Dubai International’s status as a global crossroads – the airport operates 24h daily – worked both for and against it during the pandemic. While the emirate was one of the first places to open its borders and relax health measures in mid-2020, many destinations the airport served remained closed or restricted – and with traditionally more than half its traffic connecting through Dubai, and no domestic routes, this affected the airport’s main selling point as a convenient global hub.

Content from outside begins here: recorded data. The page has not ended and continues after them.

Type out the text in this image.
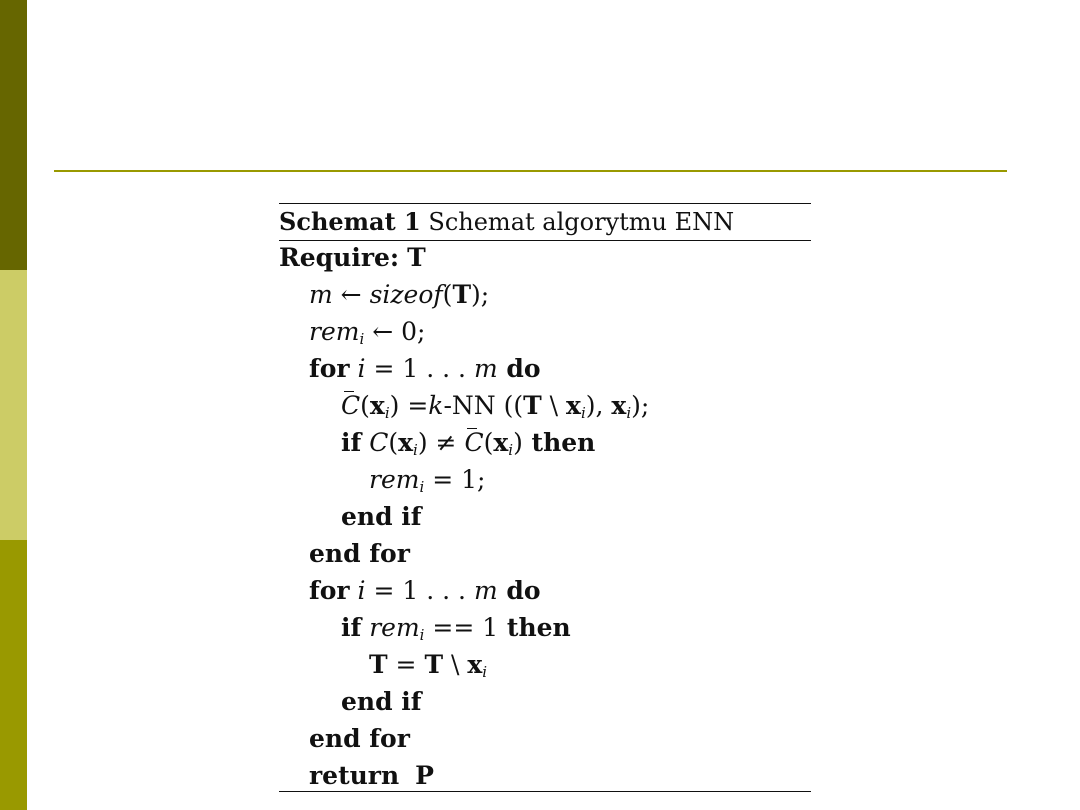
Schemat 1 Schemat algorytmu ENN
Require: T
m ← sizeof(T);
rem$_i$ ← 0;
for i = 1 . . . m do
$C(x_i) =k-NN$ ((T \ $x_i$), $x_i$);
if $C(x_i) \ne C(x_i)$ then
rem$_i$ = 1;
end if
end for
for i = 1 . . . m do
if rem$_i$ == 1 then
T = T \ $x_i$
end if
end for
return P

However, point to point traffic benefited as holidaymakers opted for Dubai as one of the few destinations open to tourism throughout most of the period. While Dubai Airports reduced direct headcount through outsourcing, it also avoided the problems suffered by some airports who struggled to bring back staff when travel demand returned in 2022. “We took the gamble that recovery would be quick enough to retain everyone on the payroll,” says Griffiths.

Dubai Airports Paul Griffiths

Source: Dubai Airports

Dubai Airports’ chief executive Paul Griffiths

Installing passport e-gates in the first half of 2021 “achieved a much quicker throughput”, says Griffiths. “We identified that there would be a huge passenger service benefit.” Other extensions and tweaks to the three terminals – which occupy a relatively small footprint near the original city centre – have also created more space. “Squeezing more capacity out of the [Dubai International] estate is something we have been quite good at,” he says.

Griffiths believes further infrastructure improvements could add 25% capacity to its current 90 million. However, before that point is reached – he thinks in about a decade – a decision will have to be taken on “DWC phase two”. That will involve creating a super-hub at Al Maktoum – opened in 2010 and largely serving cargo and private aviation traffic – and relocating Emirates and other airlines. “We are at the early stages of considering what that project might look like,” he says.

Just a 50min drive from Al Maktoum, another massive airport development is nearing completion. Abu Dhabi International’s giant Terminal A – previously known as the Midfield Terminal – is due to receive its first passengers by early November, six years after it was due to open. Conceived early last decade to accommodate an ambitious growth strategy by home carrier Etihad, involving equity partnerships with several airlines, it will increase the airport’s capacity to 45 million.

While it will give Abu Dhabi bragging rights over Dubai in terms of having the most modern and appealing airport, and a timely unveiling for the show, it remains to be seen whether Abu Dhabi – with its flag-carrier in consolidation mode long before the pandemic hit – will ever need those numbers. However, after a sharp fall in traffic, passenger numbers hit 10.2 million in the first half of 2022, up two thirds on the previous year. Etihad too has outlined a strategy to return to growth.

The failure of the carrier’s multi-airline expansion strategy in the previous decade means Terminal A might be some way off fulfilling the role of the UAE’s premium air crossroads.

Terminal A

Source: ADAC

Abu Dhabi International’s Terminal A has finally opened after a six-year delay

However, the architecturally stunning, 742,000sq m (8 million sq ft) edifice is unlikely to face the white elephant fate some might have feared a few years ago.